RARE ASSOCIATION EDITION IN ENGLISH OF HERMANN HESSE'S SIDDHARTHA, 1951, INSCRIBED BY HENRY MILLER TO HIS MUSE AND SECOND WIFE JUNE, THE MERCURIAL INSPIRATION FOR MUCH OF HIS WORK, WITH MILLER FAMOUSLY CREDITED FOR PUBLICATION IN ENGLISH OF
(MILLER, Henry) HESSE, Hermann. Siddhartha. (New York): New Classic Series (New Directions, 1951). Octavo, original gray cloth, original dust jacket. Housed in a custom clamshell box.
First trade edition in English, second issue, of Hesse's lyric novel based on the early life of Buddha, an extraordinary association copy inscribed by Henry Miller to his second wife, the often mysterious figure who inspired many of his novels, "For June, to read in moments of despair. Henry 10/16/56." Miller was famously credited by the publisher as key to the publication of Siddhartha in English.

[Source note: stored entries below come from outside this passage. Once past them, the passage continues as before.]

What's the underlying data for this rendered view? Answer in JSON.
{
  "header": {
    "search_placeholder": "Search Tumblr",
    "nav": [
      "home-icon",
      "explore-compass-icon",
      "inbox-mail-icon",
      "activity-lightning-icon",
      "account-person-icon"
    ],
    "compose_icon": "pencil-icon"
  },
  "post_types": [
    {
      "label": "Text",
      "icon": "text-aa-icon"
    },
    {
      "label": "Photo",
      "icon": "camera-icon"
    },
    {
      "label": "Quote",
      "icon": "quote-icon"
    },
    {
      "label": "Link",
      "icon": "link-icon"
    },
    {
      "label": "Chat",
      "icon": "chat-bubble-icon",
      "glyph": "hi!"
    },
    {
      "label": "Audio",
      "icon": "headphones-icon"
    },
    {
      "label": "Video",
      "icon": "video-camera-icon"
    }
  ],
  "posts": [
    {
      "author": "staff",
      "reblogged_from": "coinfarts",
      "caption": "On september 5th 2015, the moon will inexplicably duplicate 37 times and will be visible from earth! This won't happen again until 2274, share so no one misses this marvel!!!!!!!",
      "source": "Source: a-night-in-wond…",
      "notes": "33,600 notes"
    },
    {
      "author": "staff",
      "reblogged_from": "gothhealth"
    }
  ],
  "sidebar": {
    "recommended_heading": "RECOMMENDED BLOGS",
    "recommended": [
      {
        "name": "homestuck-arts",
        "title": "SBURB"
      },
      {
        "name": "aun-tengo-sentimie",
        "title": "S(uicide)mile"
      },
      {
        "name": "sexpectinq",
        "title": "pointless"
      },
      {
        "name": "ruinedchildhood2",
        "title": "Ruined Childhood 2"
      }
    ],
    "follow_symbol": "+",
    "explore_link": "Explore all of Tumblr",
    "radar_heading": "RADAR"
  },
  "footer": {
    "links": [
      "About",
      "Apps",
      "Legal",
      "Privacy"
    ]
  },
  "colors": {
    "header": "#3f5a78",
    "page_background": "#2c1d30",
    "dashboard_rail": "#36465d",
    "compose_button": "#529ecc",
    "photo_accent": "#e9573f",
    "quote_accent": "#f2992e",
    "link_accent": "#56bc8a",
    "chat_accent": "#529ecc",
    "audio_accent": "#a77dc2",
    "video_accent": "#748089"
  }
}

James Laughlin of New Directions credits Miller for publication of Siddhartha. Laughlin recalled: "Henry kept writing me about the Hesse book. An English lady, Hilda Rosner, had sent him a translation of Siddhartha. I went through it and thought it was very readable." But when Laughlin stalled on its publication, Henry wrote "about every three months saying I had to publish that book. Finally, to oblige Henry, I did" (Way it Wasn't, 290, emphasis in original). Miller's inscription speaks not only to his vital role in its publication, but also the turbulent relationship with his muse and second wife, June Mansfield Miller. She appears "as 'Mona,' 'Mara' and others as the central figure in the body of Miller's work, especially in Tropic of Capricorn (dedicated 'To her') and the three volumes of Rose Crucifixion (Nexus, Plexus, Sexus)." While their marriage ended in 1934, "June remained an obsessive riddle to Miller" and was at the center of a love triangle with Miller and Anais Nin—who authored her own account of their relationship in a 1966 memoir, Henry and June (Stuhlmann, ed., Literate Passion, 405). "Inspired by Hesse's intimate study of Indian philosophy and religion," Siddhartha explores the life and spirituality of "the eponymous central figure, the Brahmin Siddhartha" (Garland, 834). Originally published in Berlin, in German, in 1922, this first edition in English was published by New Directions in 1951. First trade edition, second issue with William Carlos Williams' Paterson spelled correctly on list of New Classic Series opposite the title page. Preceded the same year by a New Directions limited edition. Harrison, Newth & Candido, 31.
Book fresh and bright; light edge-wear, chipping to rear panel minimally affecting text. A near-fine copy with an exceptional literary provenance.